The sanctions aren’t aimed at punishing Russians, the president said, but at persuading Russian President Vladimir Putin to change direction.

“We do think that Mr. Putin and his leadership circle are taking bad decisions and unnecessary decisions,” Obama said.

The U.S. and the European Union have already imposed two rounds of sanctions on Russian officials with close ties to Putin and on several Russian companies.

Merkel, who’s said to have a good relationship with Putin and had spoken with him earlier this week, wouldn’t say what she’d gleaned from the conversation. But she said Russia had failed to live up to an agreement to de-escalate the situation and that it needed to persuade pro-Russian separatists to release seven international observers who were being held hostage, including four Germans.
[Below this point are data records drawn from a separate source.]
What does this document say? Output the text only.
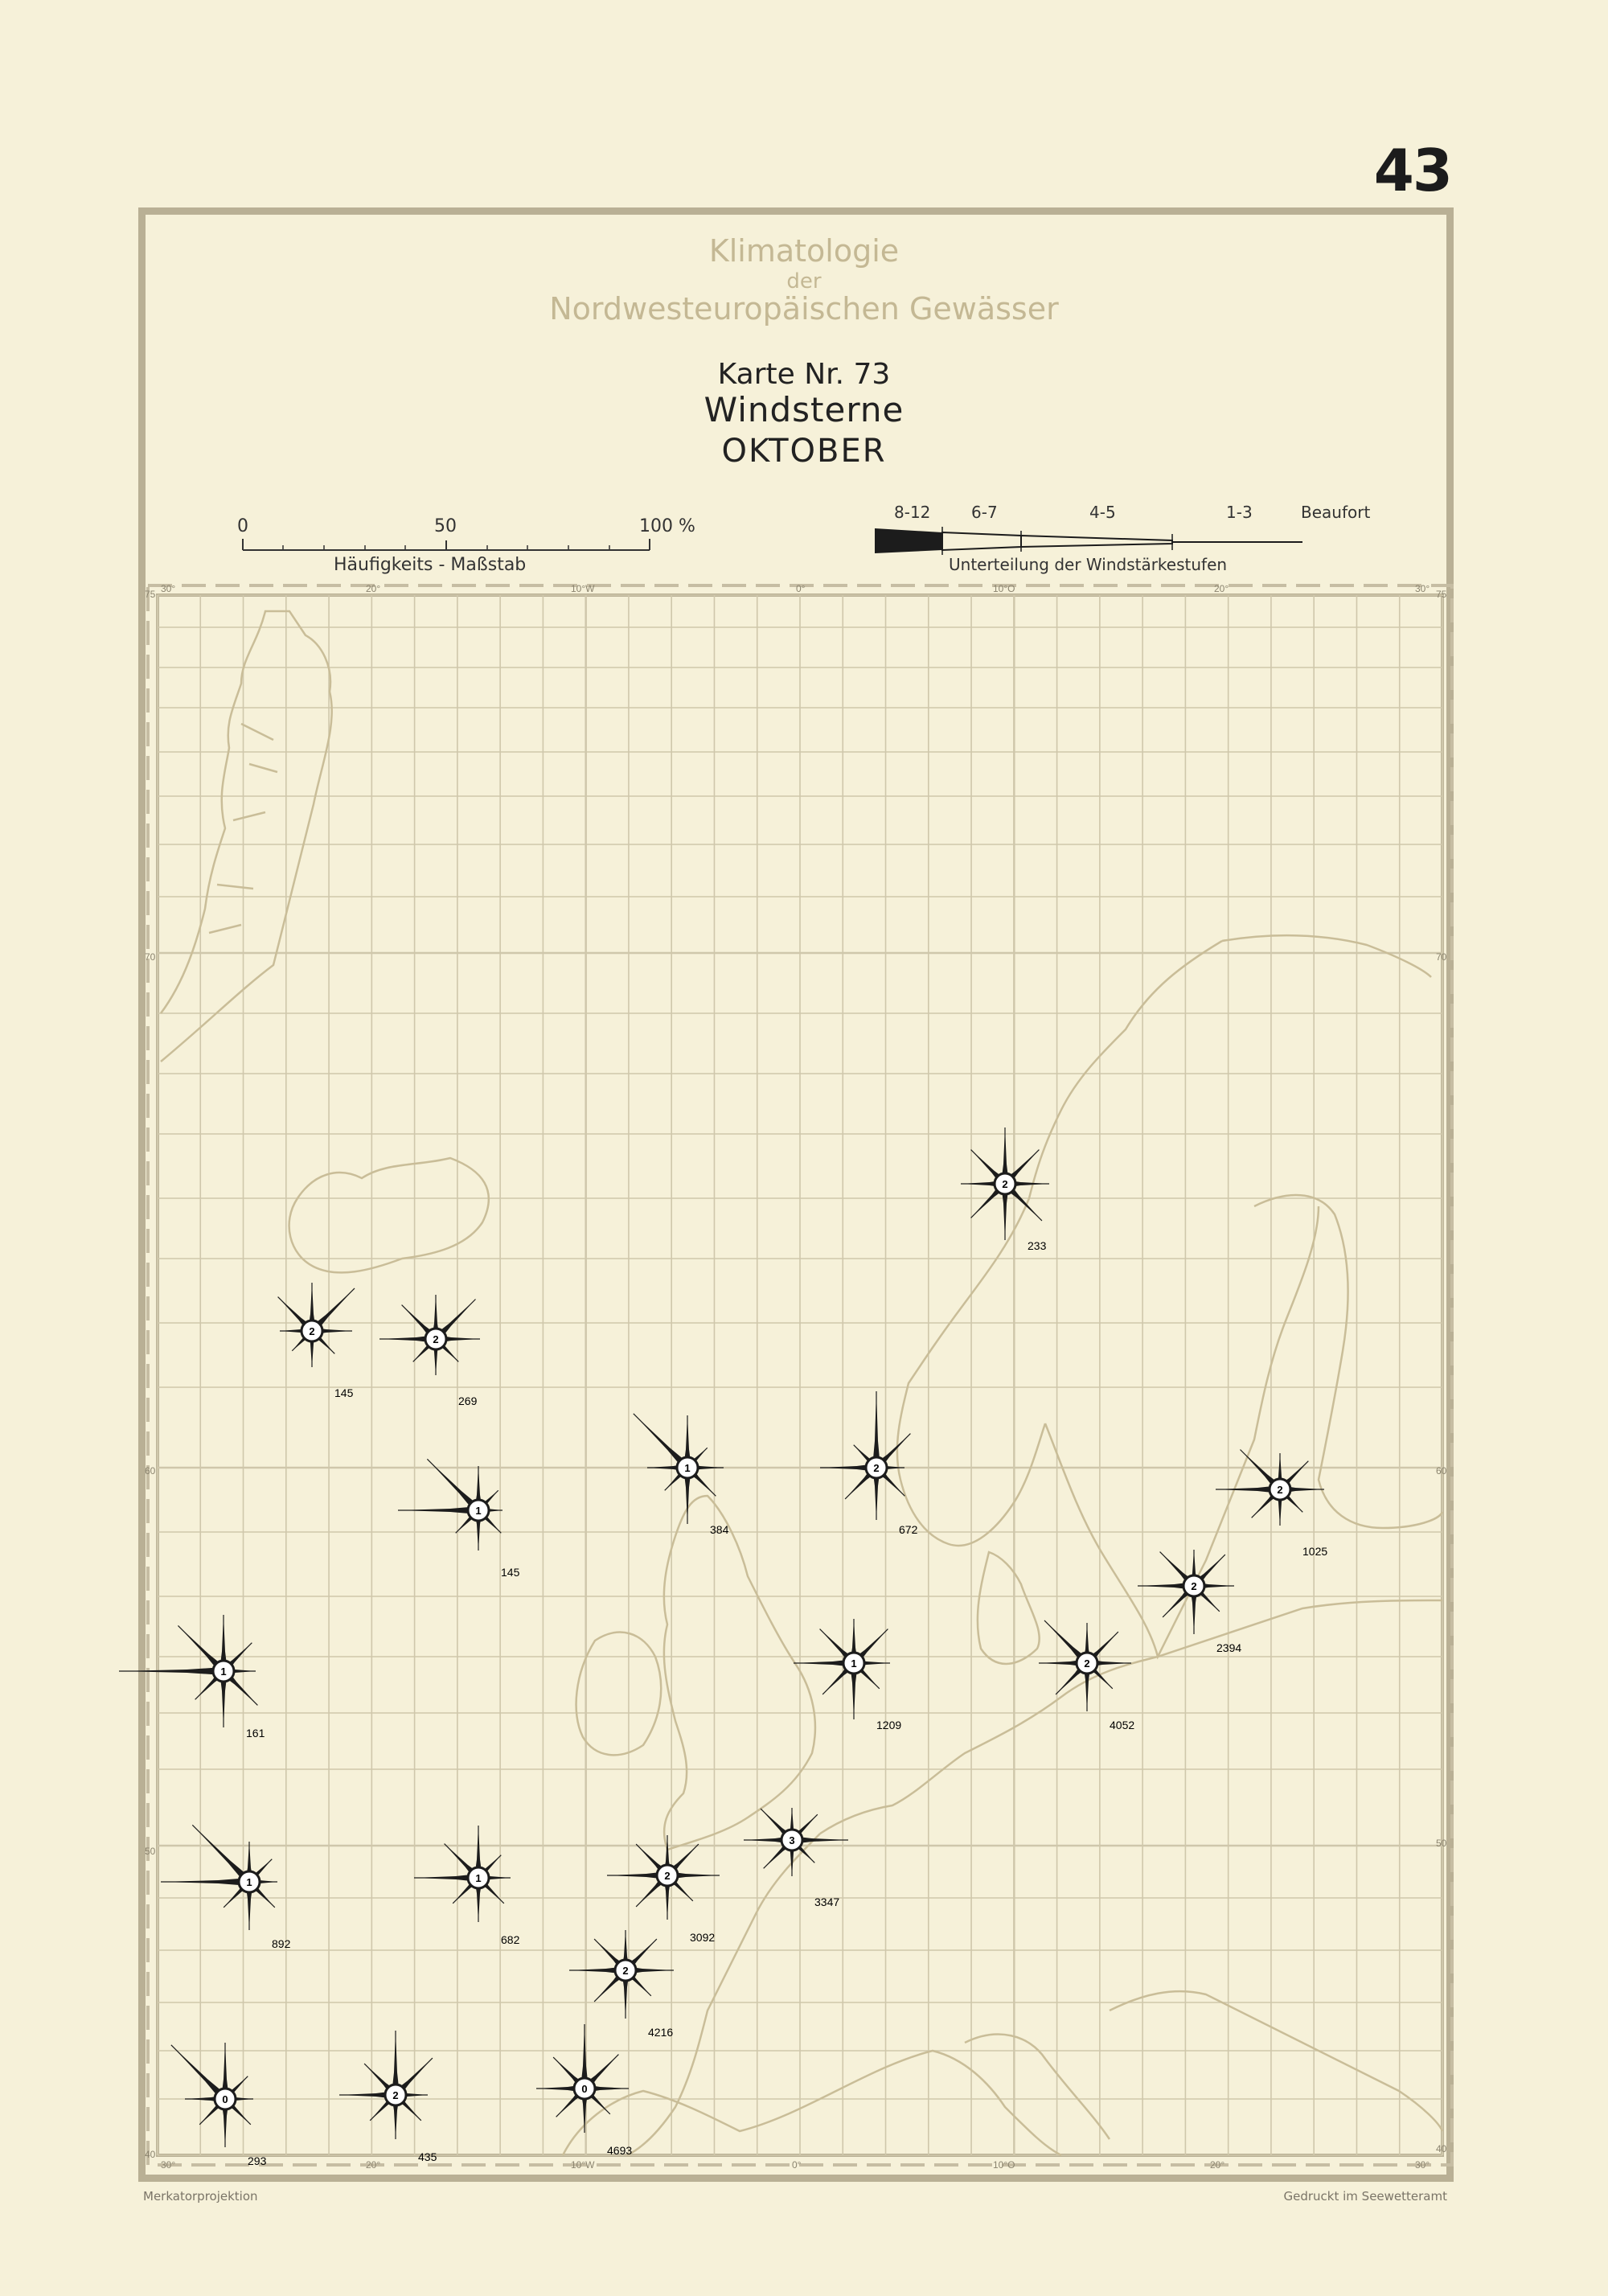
43
Klimatologie
der
Nordwesteuropäischen Gewässer
Karte Nr. 73
Windsterne
OKTOBER
0	50	100 %
Häufigkeits - Maßstab
8-12	6-7	4-5	1-3	Beaufort
Unterteilung der Windstärkestufen
2
233
2
145
2
269
1
384
2
672
1
145
2
1025
2
2394
1
161
1
1209
2
4052
3
3347
1
892
1
682
2
3092
2
4216
0
293
2
435
0
4693
30°	20°	10°W	0°	10°O	20°	30°
30°	20°	10°W	0°	10°O	20°	30°
75
70
60
50
40
75
70
60
50
40
Merkatorprojektion	Gedruckt im Seewetteramt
“This is a very crucial step that needs to happen for us,” she said.

Merkel made it plain that revelations that the National Security Agency had been eavesdropping on her and other German officials were still a point of contention between the allies.

She noted in her opening remarks that the U.S. and Germany have “very close cooperation” on intelligence matters, but said there were still differences of opinion on striking the right balance between surveillance and privacy.
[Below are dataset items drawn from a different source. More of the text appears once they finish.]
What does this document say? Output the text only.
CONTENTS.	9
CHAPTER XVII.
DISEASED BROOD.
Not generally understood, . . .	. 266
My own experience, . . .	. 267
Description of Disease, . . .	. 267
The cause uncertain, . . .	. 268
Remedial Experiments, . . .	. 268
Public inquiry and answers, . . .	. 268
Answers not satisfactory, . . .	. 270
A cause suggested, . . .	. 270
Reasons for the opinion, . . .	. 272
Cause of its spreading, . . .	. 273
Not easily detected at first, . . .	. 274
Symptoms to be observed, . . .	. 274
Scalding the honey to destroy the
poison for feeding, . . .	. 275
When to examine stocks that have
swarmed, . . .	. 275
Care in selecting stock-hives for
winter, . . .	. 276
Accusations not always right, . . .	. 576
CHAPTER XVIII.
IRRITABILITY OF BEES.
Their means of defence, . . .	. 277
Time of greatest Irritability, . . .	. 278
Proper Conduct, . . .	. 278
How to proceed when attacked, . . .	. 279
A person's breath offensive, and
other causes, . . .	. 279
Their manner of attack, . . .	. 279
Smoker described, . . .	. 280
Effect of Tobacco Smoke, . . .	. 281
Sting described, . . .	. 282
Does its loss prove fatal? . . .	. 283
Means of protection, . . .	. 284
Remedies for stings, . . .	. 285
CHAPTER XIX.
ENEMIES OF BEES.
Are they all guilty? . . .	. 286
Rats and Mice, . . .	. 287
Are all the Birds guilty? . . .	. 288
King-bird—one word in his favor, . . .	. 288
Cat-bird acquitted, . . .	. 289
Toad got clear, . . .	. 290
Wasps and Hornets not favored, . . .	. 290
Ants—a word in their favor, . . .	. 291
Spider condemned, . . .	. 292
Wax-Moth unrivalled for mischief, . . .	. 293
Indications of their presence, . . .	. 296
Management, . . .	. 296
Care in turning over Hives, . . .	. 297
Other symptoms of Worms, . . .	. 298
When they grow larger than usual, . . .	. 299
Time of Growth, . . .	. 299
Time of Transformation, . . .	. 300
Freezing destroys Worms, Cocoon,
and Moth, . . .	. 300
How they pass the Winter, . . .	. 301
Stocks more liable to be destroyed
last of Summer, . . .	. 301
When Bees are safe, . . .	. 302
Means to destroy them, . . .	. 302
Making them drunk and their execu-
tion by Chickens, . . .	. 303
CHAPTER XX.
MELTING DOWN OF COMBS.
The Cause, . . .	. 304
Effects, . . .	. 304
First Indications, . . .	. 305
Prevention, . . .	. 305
Further talks between the countries will be required, she said, “in order to overcome these differences of opinion.”

Obama, who said he was “pained” that the “Snowden disclosures have created strains in the relationship,” said his administration was committed to closing the gap between how U.S. and German intelligence operated.

“These are complicated issues, and you know, we’re not perfectly aligned yet,” he said.

The president also said at the news conference that he planned to ask Attorney General Eric Holder for an analysis of how the U.S. put convicted criminals to death, calling a botched lethal injection this week in Oklahoma “deeply troubling.”

Obama said he supported the death penalty for crimes that included mass killings and the deaths of children. But he noted that there have been problems with carrying out the death penalty in the U.S., including racial bias and situations in which death row inmates were later found innocent.

“All these, I think, do raise significant questions about how the death penalty is being applied,” the president said.

He said he’d talk with Holder for an analysis of what steps had been taken in the area of executions. In Oklahoma, a 38-year-old died of a heart attack Tuesday night a half-hour after his vein exploded as he was being administered an experimental cocktail of lethal drugs.

“I think we do have to, as a society, ask ourselves some difficult and profound questions around these issues,” Obama said.